Proses legislasi dalam demokrasi itu juga perlu biaya besar. Konon satu undang-undang menghabiskan miliaran rupiah. Meski mahal, UU yang dihasilkan banyak yang merugikan rakyat dan lebih menguntungkan kapitalis dan asing, seperti UU Penanaman Modal, UU Migas, UU kelistrikan, UU Minerba, UU SDA, dsb. Bahkan kadang kala pasal-pasal UU pun diperjualbelikan seperti yang konon terjadi pada pasal tembakau.
Diantara akibat paling buruk, konsep kedaulatan rakyat (kedaulatan parlemen) itu jadi pintu mengharamkan yang halal dan menghalalkan yang haram. Lihat saja, riba, khamr, daging babi, dan hal-hal haram lainnya justru dihalalkan.

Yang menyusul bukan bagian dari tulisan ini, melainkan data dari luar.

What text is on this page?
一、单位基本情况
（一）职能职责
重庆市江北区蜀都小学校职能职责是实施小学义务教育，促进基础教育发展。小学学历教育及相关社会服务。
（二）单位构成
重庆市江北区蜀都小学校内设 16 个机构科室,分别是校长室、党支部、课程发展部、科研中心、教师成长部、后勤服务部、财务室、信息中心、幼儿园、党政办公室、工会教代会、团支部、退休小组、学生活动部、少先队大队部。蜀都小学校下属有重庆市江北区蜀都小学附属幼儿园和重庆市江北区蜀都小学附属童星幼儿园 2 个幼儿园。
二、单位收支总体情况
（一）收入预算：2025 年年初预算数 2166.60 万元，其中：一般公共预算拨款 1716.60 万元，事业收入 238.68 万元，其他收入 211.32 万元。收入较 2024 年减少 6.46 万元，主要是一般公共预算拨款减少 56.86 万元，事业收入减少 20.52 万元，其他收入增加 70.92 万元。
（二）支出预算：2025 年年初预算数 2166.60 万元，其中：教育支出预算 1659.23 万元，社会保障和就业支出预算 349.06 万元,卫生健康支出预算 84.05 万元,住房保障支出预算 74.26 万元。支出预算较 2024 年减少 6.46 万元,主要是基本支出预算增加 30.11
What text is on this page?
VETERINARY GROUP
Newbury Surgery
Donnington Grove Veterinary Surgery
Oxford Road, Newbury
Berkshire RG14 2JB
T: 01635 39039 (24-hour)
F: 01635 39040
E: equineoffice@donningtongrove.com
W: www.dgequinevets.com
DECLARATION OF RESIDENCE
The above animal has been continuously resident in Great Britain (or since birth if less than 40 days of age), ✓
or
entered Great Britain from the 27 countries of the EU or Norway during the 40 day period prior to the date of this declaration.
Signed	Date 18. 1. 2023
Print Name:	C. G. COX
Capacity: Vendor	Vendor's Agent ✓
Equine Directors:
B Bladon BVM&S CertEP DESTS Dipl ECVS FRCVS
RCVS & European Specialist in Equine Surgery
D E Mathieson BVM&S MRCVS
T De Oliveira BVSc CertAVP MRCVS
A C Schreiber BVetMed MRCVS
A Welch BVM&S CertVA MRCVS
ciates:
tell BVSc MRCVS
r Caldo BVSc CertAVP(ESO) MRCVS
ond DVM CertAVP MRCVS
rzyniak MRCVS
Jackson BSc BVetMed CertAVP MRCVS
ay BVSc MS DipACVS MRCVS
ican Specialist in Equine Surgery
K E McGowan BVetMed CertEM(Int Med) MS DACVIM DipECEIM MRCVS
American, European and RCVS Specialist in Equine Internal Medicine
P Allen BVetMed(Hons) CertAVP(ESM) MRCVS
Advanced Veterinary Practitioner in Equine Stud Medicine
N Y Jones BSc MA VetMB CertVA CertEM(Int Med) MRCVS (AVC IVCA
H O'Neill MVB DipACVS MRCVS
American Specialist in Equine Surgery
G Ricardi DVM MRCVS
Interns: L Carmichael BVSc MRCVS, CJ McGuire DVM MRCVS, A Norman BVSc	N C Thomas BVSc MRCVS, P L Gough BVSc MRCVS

Lebih dari itu, konsep kedaulatan rakyat itu jelas bertentangan dengan Islam. Jika seseorang menyerahkan hak membuat hukum, menentukan halal dan haram kepada dirinya sendiri atau manusia lain, dalam pandangan Islam sama artinya menjadikan dirinya atau manusia lain itu sebagai rabb selain Allah. Imam at-Tirmidzi, didalam Sunan-nya, telah mengeluarkan hadits dari ’Adi bin Hatim ra., ia berkata: “Saya mendengar Nabi saw. membaca surat Bara’ah: 

﴿اتَّخَذُوا أَحْبَارَهُمْ وَرُهْبَانَهُمْ أَرْبَابًا مِّن دُونِ اللَّهِ
”Mereka menjadikan orang-orang alimnya dan rahib-rahib mereka sebagai Tuhan selain Allah …” (TQS. at-Tawbah [9]: 31)

Beliau bersabda:

«أَمَا إِنَّهُمْ لَمْ يَكُونُوا يَعْبُدُونَهُمْ وَلَكِنَّهُمْ كَانُوا إِذَا أَحَلُّوا لَهُمْ شَيْئًا اسْتَحَلُّوهُ وَإِذَا حَرَّمُوا عَلَيْهِمْ شَيْئًا حَرَّمُوهُ»
”Mereka memang tidak menyembah mereka (orang-orang alim dan rahib-rahib), tetapi jika mereka (orang-orang alim dan rahib-rahib) menghalalkan sesuatu untuk mereka, mereka pun menghalalkannya; jika mereka (orang-orang alim dan rahib-rahib) mengharamkan sesuatu untuk mereka, maka mereka pun mengharamkannya.”

Kedaulatan dalam Islam

Dalam Islam, kedaulatan adalah milik syara’. Imam asy-Syaukani di dalam Irsyâd al-Fuhûl menyatakan bahwa sejak dahulu tidak ada perbedaan di tengah kaum muslim bahwa kedaulatan hanya milik syara’. Allah SWT berfirman:

﴿… فَإِن تَنَازَعْتُمْ فِي شَيْءٍ فَرُدُّوهُ إِلَى اللَّهِ وَالرَّسُولِ …﴾
“Kemudian jika kamu berlainan pendapat tentang sesuatu, maka kembalikanlah kepada Allah (Al Quran) dan Rasul (sunnahnya)…” (TQS. an-Nisâ [4]; 59)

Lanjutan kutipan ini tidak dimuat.